Handling failures means having contingencies in place to handle unforeseen and unexpected situations. This not only means reacting and dealing with obvious failures, but also with situations that don’t clearly represent a failure. Let’s take a system that automatically launches virtual machine instances to do some processing: it must be prepared to handle the situation where the request for a new virtual machine is denied, but also for the situation where it receives a normal response for the request, but the virtual machine is never launched.
Availability issues become even more pronounced when we consider the track record of service providers. While almost everyone will promise aggressive SLAs (99%+ uptime), the fact is that many of the top tier providers routinely fail to deliver the promised levels of availability. If the systems that make use of these providers aren’t ready to handle a provider being unavailable for long periods of time, they will fail spectacularly in real life.

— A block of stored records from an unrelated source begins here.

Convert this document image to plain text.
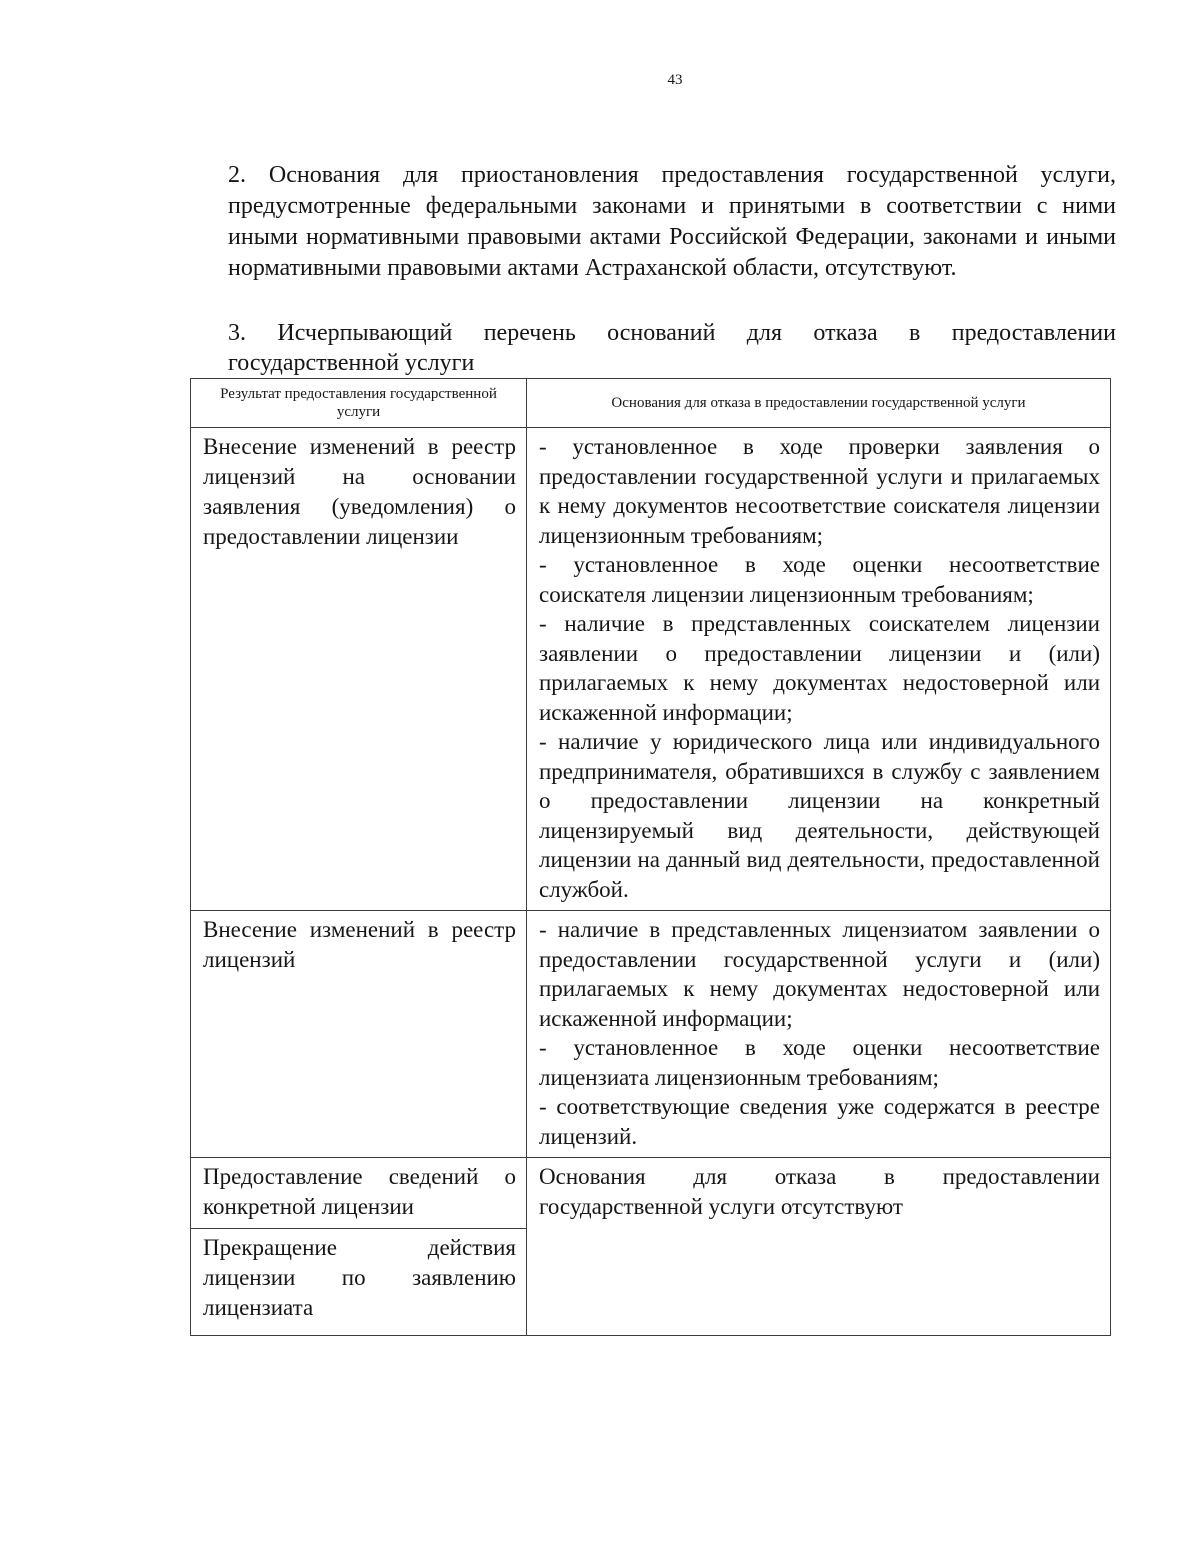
43
2. Основания для приостановления предоставления государственной услуги, предусмотренные федеральными законами и принятыми в соответствии с ними иными нормативными правовыми актами Российской Федерации, законами и иными нормативными правовыми актами Астраханской области, отсутствуют.
3. Исчерпывающий перечень оснований для отказа в предоставлении
государственной услуги
Результат предоставления государственной услуги	Основания для отказа в предоставлении государственной услуги

Внесение изменений в реестр лицензий на основании заявления (уведомления) о предоставлении лицензии	- установленное в ходе проверки заявления о предоставлении государственной услуги и прилагаемых к нему документов несоответствие соискателя лицензии лицензионным требованиям;

- установленное в ходе оценки несоответствие соискателя лицензии лицензионным требованиям;

- наличие в представленных соискателем лицензии заявлении о предоставлении лицензии и (или) прилагаемых к нему документах недостоверной или искаженной информации;

- наличие у юридического лица или индивидуального предпринимателя, обратившихся в службу с заявлением о предоставлении лицензии на конкретный лицензируемый вид деятельности, действующей лицензии на данный вид деятельности, предоставленной службой.

Внесение изменений в реестр лицензий	- наличие в представленных лицензиатом заявлении о предоставлении государственной услуги и (или) прилагаемых к нему документах недостоверной или искаженной информации;

- установленное в ходе оценки несоответствие лицензиата лицензионным требованиям;

- соответствующие сведения уже содержатся в реестре лицензий.

Предоставление сведений о конкретной лицензии	Основания для отказа в предоставлении государственной услуги отсутствуют

Прекращение действия лицензии по заявлению лицензиата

Another important point to take into consideration is that a system can only be as available as its underlying components. Many cloud software-as-a-service providers offer uptime guarantees that they can’t hope to match in real life, because these guarantees surpass what they are getting from their own infrastructure providers. If you’re looking for cloud-based software, always beware excessive promises. At the same time, take into consideration what it means to only have 99% availability: if the software were to stop working, can your business survive?
None of the issues discussed here are new. Most of them have been around since the advent of client-server architectures some decades ago, but sometimes users and developers forget the lessons of the past just because they are dealing with new technology. By remembering that cloud-based services are just like any other IT system and that eventual failures are expected, we can avoid many headaches when moving to the cloud.